# Glimmer of hope for a DeLand SunRail station



## Qapla (Jul 16, 2019)

There is talk that Federal funds may finally be available to extend SunRail from DeBary north to Deland

https://www.masstransitmag.com/rail...-county-council-reconsiders-sunrail-to-deland

https://www.orlandosentinel.com/new...0190715-dyfdghi7drgjbdgcmwftcjwrt4-story.html

https://www.masstransitmag.com/rail...-county-council-reconsiders-sunrail-to-deland


----------



## jis (Jul 17, 2019)

https://www.mynews13.com/fl/orlando...olusia-reaffirms-sunrail-support?cid=share_fb


----------



## AmtrakWPK (Nov 21, 2019)

Qapla said:


> There is talk that Federal funds may finally be available to extend SunRail from DeBary north to Deland
> 
> https://www.masstransitmag.com/rail...-county-council-reconsiders-sunrail-to-deland
> 
> ...



I was kind of hoping that somebody would notice the fact that the A-Line north to Deland runs literally RIGHT PAST Blue Spring State Park and propose a stop there.
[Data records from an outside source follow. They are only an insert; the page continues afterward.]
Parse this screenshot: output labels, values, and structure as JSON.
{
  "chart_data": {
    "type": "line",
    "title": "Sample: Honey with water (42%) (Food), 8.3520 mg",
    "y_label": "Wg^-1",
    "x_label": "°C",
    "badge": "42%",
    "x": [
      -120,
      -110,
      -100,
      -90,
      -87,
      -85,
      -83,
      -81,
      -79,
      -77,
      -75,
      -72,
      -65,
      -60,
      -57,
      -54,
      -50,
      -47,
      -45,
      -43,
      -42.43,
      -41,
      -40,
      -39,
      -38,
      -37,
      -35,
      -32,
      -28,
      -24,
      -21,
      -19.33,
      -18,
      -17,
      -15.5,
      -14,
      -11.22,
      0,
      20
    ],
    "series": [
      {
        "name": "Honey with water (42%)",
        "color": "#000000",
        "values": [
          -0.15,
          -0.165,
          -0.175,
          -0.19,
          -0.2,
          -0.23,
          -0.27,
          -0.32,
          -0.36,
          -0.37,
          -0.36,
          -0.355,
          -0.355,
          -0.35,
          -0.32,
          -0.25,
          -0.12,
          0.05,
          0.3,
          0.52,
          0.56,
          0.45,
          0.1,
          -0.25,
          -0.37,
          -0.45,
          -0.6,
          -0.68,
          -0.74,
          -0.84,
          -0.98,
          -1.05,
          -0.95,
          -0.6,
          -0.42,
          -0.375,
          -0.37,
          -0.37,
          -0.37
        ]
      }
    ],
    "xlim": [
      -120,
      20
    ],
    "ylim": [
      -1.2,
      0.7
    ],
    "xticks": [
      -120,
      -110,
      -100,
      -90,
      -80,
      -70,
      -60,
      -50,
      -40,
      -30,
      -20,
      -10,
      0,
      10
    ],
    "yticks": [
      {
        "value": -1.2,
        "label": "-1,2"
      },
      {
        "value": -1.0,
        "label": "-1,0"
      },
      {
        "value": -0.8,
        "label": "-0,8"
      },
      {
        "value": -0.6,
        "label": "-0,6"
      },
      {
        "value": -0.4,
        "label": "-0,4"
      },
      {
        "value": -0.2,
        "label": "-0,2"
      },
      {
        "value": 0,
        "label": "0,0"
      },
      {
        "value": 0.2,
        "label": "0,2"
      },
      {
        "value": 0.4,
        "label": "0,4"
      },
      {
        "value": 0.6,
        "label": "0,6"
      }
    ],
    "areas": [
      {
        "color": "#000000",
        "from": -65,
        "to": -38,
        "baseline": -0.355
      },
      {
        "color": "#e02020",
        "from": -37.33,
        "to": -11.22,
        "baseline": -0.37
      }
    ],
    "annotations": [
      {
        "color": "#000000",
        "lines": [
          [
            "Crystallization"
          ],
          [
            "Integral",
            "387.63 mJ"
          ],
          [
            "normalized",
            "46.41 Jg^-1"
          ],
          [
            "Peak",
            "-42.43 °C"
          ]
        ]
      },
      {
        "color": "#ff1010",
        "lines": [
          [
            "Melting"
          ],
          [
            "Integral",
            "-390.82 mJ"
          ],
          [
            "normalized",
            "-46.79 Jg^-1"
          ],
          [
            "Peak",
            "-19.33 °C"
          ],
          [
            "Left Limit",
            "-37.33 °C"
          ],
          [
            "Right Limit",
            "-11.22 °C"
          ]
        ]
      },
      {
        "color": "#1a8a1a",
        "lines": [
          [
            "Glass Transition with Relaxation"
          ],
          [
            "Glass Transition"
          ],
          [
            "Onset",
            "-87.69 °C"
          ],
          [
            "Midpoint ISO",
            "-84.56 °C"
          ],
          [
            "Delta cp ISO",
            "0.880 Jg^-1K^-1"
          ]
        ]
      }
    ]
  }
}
School classes from the whole Orlando Metro area could do field trips to Blue Spring, and area Seniors could do a day trip there from their local SunRail station. It would also be a powerful argument for weekend service. On a visit there one day, I was on the bridge over the tracks on the way into the Park and watched 98 flying by.


----------



## Qapla (Nov 21, 2019)

It would be interesting to see how they would do that since there is no grade crossing near the entrance into the park ... but, I agree, it would be an excellent place to incorporate a stop.


----------



## jis (Nov 22, 2019)

Volusia County has asked to be permitted to leave the SunRail compact and forgo spending any money on the proposed extension to Deland. 

https://www.news-journalonline.com/news/20190829/volusia-asks-out-of-sunrail-to-deland-deal


----------



## Qapla (Nov 22, 2019)

That's a shame. More than likely the ones who want to make this change are ones who would never use the service.

It reminds me of some in Alachua County. For years there have been those who say the county should close the libraries and quit spending money on them since "no one uses them". It is obvious to anyone who does use the library that those who say this have never tried to find a parking space at one of the library branches.

My guess would be that the people in Volusia who say the money would be better spent on other transportation "needs" have never tried to find a parking space at the DeBary station. They have no clue just how many people use SunRail on a daily basis and how much benefit a stop in Deland would be. Too bad there aren't tracks running from Deland to Daytona that SunRail could use to extend to Daytona - that would make a Delans Station even more useful.


----------



## jis (Nov 22, 2019)

There is a separate study for getting SunRail to Daytona from Debary. Going via Deland on the A Line is really a somewhat out of the way routing to do it. The direct route study was along the I-4 ROW. Frankly, I don't think the Volusia County Commissioners get it.

At least theoretically the Federal money could be retargeted to what used to be called Phase III which is the connection to Orlando International Airport, but it does require much more money from somewhere to fund it fully. If built, that would be incredibly useful, notwithstanding the Brightline transfer station at Meadow Woods. Brightline is likely to be more expensive than a direct SunRail connection for the travelers.


----------



## west point (Nov 22, 2019)

Atlantic Coast Line actually ran trains to Blue springs. As to what happened and where the station was will leave to someone else ?


----------